JERUSALEM — The lawyer for a Gazan engineer held under secrecy in Israel accused authorities on Wednesday of concocting charges against him after seizing him in Ukraine.
Relatives of Dirar Abu Sisi, a manager of the Gaza Strip's main power plant, say he was abducted from a train in Ukraine last month. Israeli officials have confirmed he is in custody but declined further comment, citing court-issued gag orders.
Smadar Ben-Natan, Abu Sisi's attorney, linked his detention to Israel's efforts to gather intelligence on the hostile, Hamas-ruled territory, frequent site of cross-border fighting and the 4 1/2-year captivity of an Israeli soldier.
The Mossad spy agency and other Israeli security services have in recent years ramped up efforts to disrupt weaponry and cash smuggling to Hamas from foreign sponsors such as Iran.

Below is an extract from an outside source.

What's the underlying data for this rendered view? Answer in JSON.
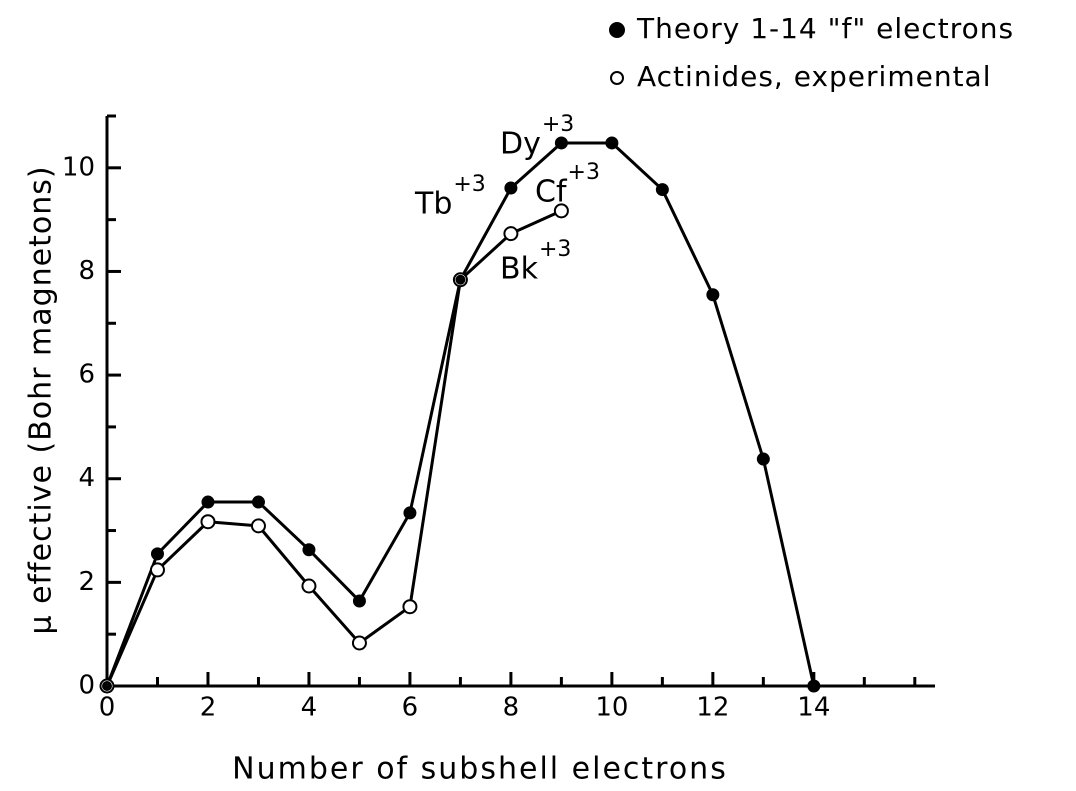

"When someone came along who they thought was senior [in Hamas] and was located outside the Gaza Strip, they got their hands on him, without this matter being really justified, in retrospect," Ben-Natan said on Israel's Army Radio.
Abu Sisi was scheduled to appear at another remand hearing on Thursday. Ben-Natan, an Israeli, said she expected to know then "how the state intends to indict [him], if at all."
The case has further potential to embarrass Israel should it emerge that Abu Sisi was spirited out of Ukraine without Kiev's approval. The Palestinian's wife, a native of Ukraine, said he had gone there in a bid by the family to emigrate from Gaza.
Visiting Israel this month, Ukrainian Prime Minister Mykola Azarov said Abu Sisi's disappearance was under investigation.
Asked in a newspaper interview about the possibility that the Palestinian had been abducted by Israeli agents, Azarov said, "I don't want to imagine that such things are carried out on the soil of a friendly state."